Has ‘fair use’ become a catch-all excuse for piracy?

Anthropic’s looming prosecution for piracy aside, the new judgement is a significant precedent as other copyright battles make their way through court systems – and it’s sure to confound efforts to adapt longstanding copyright practices for the genAI age.

Indeed, just weeks ago the US Copyright Office released a major report concluding that training genAI tools on copyrighted content is illegal, and that genAI firms must negotiate licensing rights with content creators before doing so.
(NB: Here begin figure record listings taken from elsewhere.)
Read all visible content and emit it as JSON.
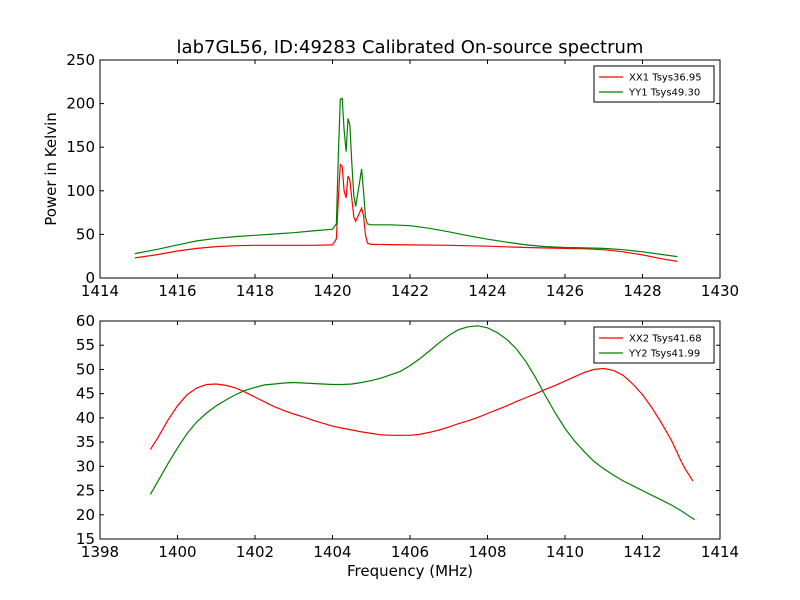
{
  "figure": {
    "title": "lab7GL56, ID:49283 Calibrated On-source spectrum"
  },
  "chart_data": [
    {
      "type": "line",
      "title": "",
      "xlabel": "",
      "ylabel": "Power in Kelvin",
      "xlim": [
        1414,
        1430
      ],
      "ylim": [
        0,
        250
      ],
      "xticks": [
        "1414",
        "1416",
        "1418",
        "1420",
        "1422",
        "1424",
        "1426",
        "1428",
        "1430"
      ],
      "yticks": [
        "0",
        "50",
        "100",
        "150",
        "200",
        "250"
      ],
      "legend_position": "top-right",
      "grid": false,
      "series": [
        {
          "name": "XX1 Tsys36.95",
          "color": "#ff0000",
          "points": [
            [
              1414.9,
              23
            ],
            [
              1415.5,
              27
            ],
            [
              1416.0,
              31
            ],
            [
              1416.5,
              34
            ],
            [
              1417.0,
              36
            ],
            [
              1417.5,
              37
            ],
            [
              1418.0,
              37.5
            ],
            [
              1418.5,
              37.5
            ],
            [
              1419.0,
              37.5
            ],
            [
              1419.5,
              37.5
            ],
            [
              1420.0,
              38
            ],
            [
              1420.1,
              45
            ],
            [
              1420.15,
              90
            ],
            [
              1420.2,
              130
            ],
            [
              1420.25,
              128
            ],
            [
              1420.3,
              100
            ],
            [
              1420.35,
              92
            ],
            [
              1420.4,
              117
            ],
            [
              1420.45,
              112
            ],
            [
              1420.5,
              90
            ],
            [
              1420.55,
              70
            ],
            [
              1420.6,
              65
            ],
            [
              1420.7,
              75
            ],
            [
              1420.75,
              80
            ],
            [
              1420.8,
              72
            ],
            [
              1420.85,
              50
            ],
            [
              1420.9,
              40
            ],
            [
              1421.0,
              38.5
            ],
            [
              1422.0,
              38
            ],
            [
              1423.0,
              37.5
            ],
            [
              1424.0,
              36.5
            ],
            [
              1425.0,
              35
            ],
            [
              1426.0,
              34
            ],
            [
              1426.5,
              33.5
            ],
            [
              1427.0,
              32.5
            ],
            [
              1427.5,
              30
            ],
            [
              1428.0,
              26.5
            ],
            [
              1428.5,
              22
            ],
            [
              1428.9,
              19
            ]
          ]
        },
        {
          "name": "YY1 Tsys49.30",
          "color": "#008000",
          "points": [
            [
              1414.9,
              28
            ],
            [
              1415.5,
              33
            ],
            [
              1416.0,
              38
            ],
            [
              1416.5,
              42.5
            ],
            [
              1417.0,
              45.5
            ],
            [
              1417.5,
              47.5
            ],
            [
              1418.0,
              49
            ],
            [
              1418.5,
              50.5
            ],
            [
              1419.0,
              52
            ],
            [
              1419.5,
              54
            ],
            [
              1420.0,
              56
            ],
            [
              1420.1,
              62
            ],
            [
              1420.15,
              140
            ],
            [
              1420.2,
              205
            ],
            [
              1420.25,
              206
            ],
            [
              1420.3,
              170
            ],
            [
              1420.35,
              145
            ],
            [
              1420.4,
              183
            ],
            [
              1420.45,
              175
            ],
            [
              1420.5,
              130
            ],
            [
              1420.55,
              95
            ],
            [
              1420.6,
              82
            ],
            [
              1420.7,
              110
            ],
            [
              1420.75,
              125
            ],
            [
              1420.8,
              100
            ],
            [
              1420.85,
              70
            ],
            [
              1420.9,
              62
            ],
            [
              1421.0,
              61
            ],
            [
              1421.5,
              61
            ],
            [
              1422.0,
              60
            ],
            [
              1422.5,
              57
            ],
            [
              1423.0,
              53
            ],
            [
              1423.5,
              48.5
            ],
            [
              1424.0,
              44.5
            ],
            [
              1424.5,
              41
            ],
            [
              1425.0,
              38
            ],
            [
              1425.5,
              36
            ],
            [
              1426.0,
              35
            ],
            [
              1426.5,
              34.5
            ],
            [
              1427.0,
              34
            ],
            [
              1427.5,
              32.5
            ],
            [
              1428.0,
              30
            ],
            [
              1428.5,
              27
            ],
            [
              1428.9,
              24.5
            ]
          ]
        }
      ]
    },
    {
      "type": "line",
      "title": "",
      "xlabel": "Frequency (MHz)",
      "ylabel": "",
      "xlim": [
        1398,
        1414
      ],
      "ylim": [
        15,
        60
      ],
      "xticks": [
        "1398",
        "1400",
        "1402",
        "1404",
        "1406",
        "1408",
        "1410",
        "1412",
        "1414"
      ],
      "yticks": [
        "15",
        "20",
        "25",
        "30",
        "35",
        "40",
        "45",
        "50",
        "55",
        "60"
      ],
      "legend_position": "top-right",
      "grid": false,
      "series": [
        {
          "name": "XX2 Tsys41.68",
          "color": "#ff0000",
          "points": [
            [
              1399.3,
              33.5
            ],
            [
              1399.5,
              36
            ],
            [
              1399.75,
              39.5
            ],
            [
              1400.0,
              42.5
            ],
            [
              1400.25,
              44.8
            ],
            [
              1400.5,
              46.2
            ],
            [
              1400.75,
              46.9
            ],
            [
              1401.0,
              47
            ],
            [
              1401.25,
              46.7
            ],
            [
              1401.5,
              46.2
            ],
            [
              1401.75,
              45.3
            ],
            [
              1402.0,
              44.3
            ],
            [
              1402.25,
              43.3
            ],
            [
              1402.5,
              42.3
            ],
            [
              1402.75,
              41.5
            ],
            [
              1403.0,
              40.8
            ],
            [
              1403.25,
              40.2
            ],
            [
              1403.5,
              39.5
            ],
            [
              1403.75,
              38.9
            ],
            [
              1404.0,
              38.3
            ],
            [
              1404.25,
              37.9
            ],
            [
              1404.5,
              37.5
            ],
            [
              1404.75,
              37.1
            ],
            [
              1405.0,
              36.8
            ],
            [
              1405.25,
              36.5
            ],
            [
              1405.5,
              36.4
            ],
            [
              1405.75,
              36.4
            ],
            [
              1406.0,
              36.4
            ],
            [
              1406.25,
              36.6
            ],
            [
              1406.5,
              37
            ],
            [
              1406.75,
              37.5
            ],
            [
              1407.0,
              38.1
            ],
            [
              1407.25,
              38.8
            ],
            [
              1407.5,
              39.4
            ],
            [
              1407.75,
              40.1
            ],
            [
              1408.0,
              40.9
            ],
            [
              1408.25,
              41.7
            ],
            [
              1408.5,
              42.5
            ],
            [
              1408.75,
              43.4
            ],
            [
              1409.0,
              44.2
            ],
            [
              1409.25,
              45
            ],
            [
              1409.5,
              45.9
            ],
            [
              1409.75,
              46.7
            ],
            [
              1410.0,
              47.6
            ],
            [
              1410.25,
              48.5
            ],
            [
              1410.5,
              49.4
            ],
            [
              1410.75,
              50
            ],
            [
              1411.0,
              50.2
            ],
            [
              1411.25,
              49.8
            ],
            [
              1411.5,
              48.8
            ],
            [
              1411.75,
              47
            ],
            [
              1412.0,
              44.8
            ],
            [
              1412.25,
              42
            ],
            [
              1412.5,
              38.8
            ],
            [
              1412.75,
              35.3
            ],
            [
              1413.0,
              31
            ],
            [
              1413.1,
              29.5
            ],
            [
              1413.3,
              27
            ]
          ]
        },
        {
          "name": "YY2 Tsys41.99",
          "color": "#008000",
          "points": [
            [
              1399.3,
              24.2
            ],
            [
              1399.5,
              27
            ],
            [
              1399.75,
              30.5
            ],
            [
              1400.0,
              33.8
            ],
            [
              1400.25,
              36.8
            ],
            [
              1400.5,
              39.2
            ],
            [
              1400.75,
              41
            ],
            [
              1401.0,
              42.5
            ],
            [
              1401.25,
              43.7
            ],
            [
              1401.5,
              44.8
            ],
            [
              1401.75,
              45.7
            ],
            [
              1402.0,
              46.3
            ],
            [
              1402.25,
              46.8
            ],
            [
              1402.5,
              47
            ],
            [
              1402.75,
              47.2
            ],
            [
              1403.0,
              47.3
            ],
            [
              1403.25,
              47.2
            ],
            [
              1403.5,
              47.1
            ],
            [
              1403.75,
              47
            ],
            [
              1404.0,
              46.9
            ],
            [
              1404.25,
              46.9
            ],
            [
              1404.5,
              47
            ],
            [
              1404.75,
              47.3
            ],
            [
              1405.0,
              47.7
            ],
            [
              1405.25,
              48.2
            ],
            [
              1405.5,
              48.9
            ],
            [
              1405.75,
              49.6
            ],
            [
              1406.0,
              50.8
            ],
            [
              1406.25,
              52.2
            ],
            [
              1406.5,
              53.8
            ],
            [
              1406.75,
              55.5
            ],
            [
              1407.0,
              57
            ],
            [
              1407.25,
              58.2
            ],
            [
              1407.5,
              58.8
            ],
            [
              1407.75,
              59
            ],
            [
              1408.0,
              58.6
            ],
            [
              1408.25,
              57.6
            ],
            [
              1408.5,
              56.2
            ],
            [
              1408.75,
              54.2
            ],
            [
              1409.0,
              51.5
            ],
            [
              1409.25,
              48.2
            ],
            [
              1409.5,
              44.5
            ],
            [
              1409.75,
              41
            ],
            [
              1410.0,
              37.8
            ],
            [
              1410.25,
              35.2
            ],
            [
              1410.5,
              33
            ],
            [
              1410.75,
              31
            ],
            [
              1411.0,
              29.5
            ],
            [
              1411.25,
              28.2
            ],
            [
              1411.5,
              27
            ],
            [
              1411.75,
              26
            ],
            [
              1412.0,
              25
            ],
            [
              1412.25,
              24
            ],
            [
              1412.5,
              23
            ],
            [
              1412.75,
              22
            ],
            [
              1413.0,
              20.8
            ],
            [
              1413.25,
              19.5
            ],
            [
              1413.35,
              19
            ]
          ]
        }
      ]
    }
  ]
}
The new Anthropic win would seem to undermine that entire stance, potentially signalling an open season on copyrighted online content that is being harvested en masse by automated bots from Anthropic, TikTok, DeepSeek, ChatGPT, and others.

The Australian government, for its part, established a reference group on AI copyright in late 2023 and has been canvassing industry bodies for their input even as bodies like the National Library of Australia crack down on unauthorised use of their content.

Last year, Australian creative industry leaders told a Senate committee that genAI was threatening livelihoods, calling AI “a direct threat to that income” and demanding “unambiguous guidelines to encourage the use of only safe and responsible AI.”

Alsup’s ruling could also have implications for ongoing action against Meta and other firms, who are accused of training their genAI LLMs on pirated books from the same pirated libraries that Anthropic used.

“The purpose and character of using copyrighted works to train LLMs to generate new text was quintessentially transformative,” Alsup wrote.

“Like any reader aspiring to be a writer, Anthropic’s LLMs trained upon works not to race ahead and replicate or supplant them – but to turn a hard corner and create something different.”

“If this training process reasonably required making copies within the LLM or otherwise, those copies were engaged in a transformative use.”